Haemochromatosis is a common autosomal recessive disorder of iron metabolism caused by a gene in tight linkage with HLA class I genes. Despite intensive research, the molecular defect and underlying biochemical anomaly are still unknown. Diabetes, a serious complication of haemochromatosis, is frequently associated with cirrhosis which reduces life expectancy. Its development is related to iron excess, directly or through associated liver involvement, although the precise mechanisms of iron toxicity remain unclear. New concepts concerning its pathogenesis include insulin resistance and beta-cell dysfunction which are apparent well before insulin deficiency and can be reversed if iron depletion is promptly initiated. Today, earlier recognition of iron overload through active diagnostic approaches has a direct impact in reducing the frequency of diabetes among hemochromatosis patients. Presymptomatic diagnosis in the general population and among relatives of affected subjects currently relies on the detection of increased iron stores through medical awareness and family screening.

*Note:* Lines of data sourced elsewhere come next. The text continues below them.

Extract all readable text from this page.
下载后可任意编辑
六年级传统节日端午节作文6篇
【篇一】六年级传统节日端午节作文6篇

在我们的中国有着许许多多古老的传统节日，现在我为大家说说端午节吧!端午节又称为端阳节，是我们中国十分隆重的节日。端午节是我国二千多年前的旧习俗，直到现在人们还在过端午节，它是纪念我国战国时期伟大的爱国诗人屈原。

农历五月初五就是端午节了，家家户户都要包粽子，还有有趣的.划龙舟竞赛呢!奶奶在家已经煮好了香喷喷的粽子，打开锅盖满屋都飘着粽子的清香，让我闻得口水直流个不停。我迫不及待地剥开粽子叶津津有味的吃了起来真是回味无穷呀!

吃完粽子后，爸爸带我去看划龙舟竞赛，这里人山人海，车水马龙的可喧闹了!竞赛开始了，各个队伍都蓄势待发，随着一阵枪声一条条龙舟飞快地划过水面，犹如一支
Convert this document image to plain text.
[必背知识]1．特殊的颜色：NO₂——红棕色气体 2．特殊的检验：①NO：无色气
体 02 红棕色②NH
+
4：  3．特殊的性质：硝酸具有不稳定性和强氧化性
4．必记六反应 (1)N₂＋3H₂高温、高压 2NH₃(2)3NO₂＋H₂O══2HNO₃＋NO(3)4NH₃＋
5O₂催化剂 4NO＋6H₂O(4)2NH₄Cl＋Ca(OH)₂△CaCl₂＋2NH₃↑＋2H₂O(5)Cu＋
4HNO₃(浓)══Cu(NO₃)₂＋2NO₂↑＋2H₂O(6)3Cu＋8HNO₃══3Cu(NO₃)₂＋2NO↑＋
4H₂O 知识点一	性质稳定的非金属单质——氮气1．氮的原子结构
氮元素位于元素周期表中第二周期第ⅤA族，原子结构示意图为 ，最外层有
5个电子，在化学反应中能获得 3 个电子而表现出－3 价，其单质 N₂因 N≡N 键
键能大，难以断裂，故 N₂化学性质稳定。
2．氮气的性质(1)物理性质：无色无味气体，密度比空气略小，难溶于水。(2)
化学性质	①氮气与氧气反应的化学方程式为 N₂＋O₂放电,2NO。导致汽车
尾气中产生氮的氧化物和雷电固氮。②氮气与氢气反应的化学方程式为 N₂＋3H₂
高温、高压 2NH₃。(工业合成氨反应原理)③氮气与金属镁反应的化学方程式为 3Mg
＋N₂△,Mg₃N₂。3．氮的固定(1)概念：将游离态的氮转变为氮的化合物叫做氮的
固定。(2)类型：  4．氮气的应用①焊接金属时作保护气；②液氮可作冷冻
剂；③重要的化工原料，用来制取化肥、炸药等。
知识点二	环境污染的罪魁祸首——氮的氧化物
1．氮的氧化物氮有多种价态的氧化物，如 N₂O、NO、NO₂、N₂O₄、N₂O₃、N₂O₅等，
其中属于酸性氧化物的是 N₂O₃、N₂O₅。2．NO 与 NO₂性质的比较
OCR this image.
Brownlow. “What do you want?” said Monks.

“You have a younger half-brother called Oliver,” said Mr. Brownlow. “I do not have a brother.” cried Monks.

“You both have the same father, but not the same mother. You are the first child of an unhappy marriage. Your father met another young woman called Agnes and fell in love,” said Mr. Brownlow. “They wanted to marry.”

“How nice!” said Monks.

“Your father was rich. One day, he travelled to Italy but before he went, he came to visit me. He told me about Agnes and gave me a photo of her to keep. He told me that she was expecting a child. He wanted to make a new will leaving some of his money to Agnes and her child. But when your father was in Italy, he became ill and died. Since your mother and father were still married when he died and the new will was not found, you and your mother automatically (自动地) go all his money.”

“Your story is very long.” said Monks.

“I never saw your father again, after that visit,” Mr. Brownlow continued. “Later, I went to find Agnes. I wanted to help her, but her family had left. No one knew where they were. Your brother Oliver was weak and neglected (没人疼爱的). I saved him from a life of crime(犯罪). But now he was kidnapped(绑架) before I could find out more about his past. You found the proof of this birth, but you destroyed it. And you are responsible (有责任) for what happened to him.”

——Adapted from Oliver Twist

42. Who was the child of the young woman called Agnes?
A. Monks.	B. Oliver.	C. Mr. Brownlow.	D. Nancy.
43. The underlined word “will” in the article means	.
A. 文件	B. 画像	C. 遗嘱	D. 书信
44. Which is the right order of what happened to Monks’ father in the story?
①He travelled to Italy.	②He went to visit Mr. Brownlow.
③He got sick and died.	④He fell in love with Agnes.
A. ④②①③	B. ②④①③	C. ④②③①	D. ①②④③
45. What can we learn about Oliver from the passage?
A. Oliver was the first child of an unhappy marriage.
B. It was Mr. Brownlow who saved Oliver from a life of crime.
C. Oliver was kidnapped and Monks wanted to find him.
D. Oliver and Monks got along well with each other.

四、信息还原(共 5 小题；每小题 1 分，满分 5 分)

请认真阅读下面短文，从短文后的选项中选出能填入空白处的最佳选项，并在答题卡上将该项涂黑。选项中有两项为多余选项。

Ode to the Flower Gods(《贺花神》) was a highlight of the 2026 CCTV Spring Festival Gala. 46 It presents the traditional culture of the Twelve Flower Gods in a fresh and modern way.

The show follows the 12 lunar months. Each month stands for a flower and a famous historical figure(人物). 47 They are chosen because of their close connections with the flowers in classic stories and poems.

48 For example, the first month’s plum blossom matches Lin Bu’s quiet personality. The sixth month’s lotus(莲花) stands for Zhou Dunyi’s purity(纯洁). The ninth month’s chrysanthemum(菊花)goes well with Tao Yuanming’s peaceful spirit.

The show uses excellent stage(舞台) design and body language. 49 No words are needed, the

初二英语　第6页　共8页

Indirect gene diagnosis with serological and molecular markers of the HLA region can be provided for relatives of proven cases. As part of a genetic counselling process, this allows the identification of at-risk subjects before the onset of iron accumulation. Isolation of the gene and identification of the metabolic defect leading to increased iron absorption may have significant implications for future diagnostic procedures and preventive strategies in haemochromatosis.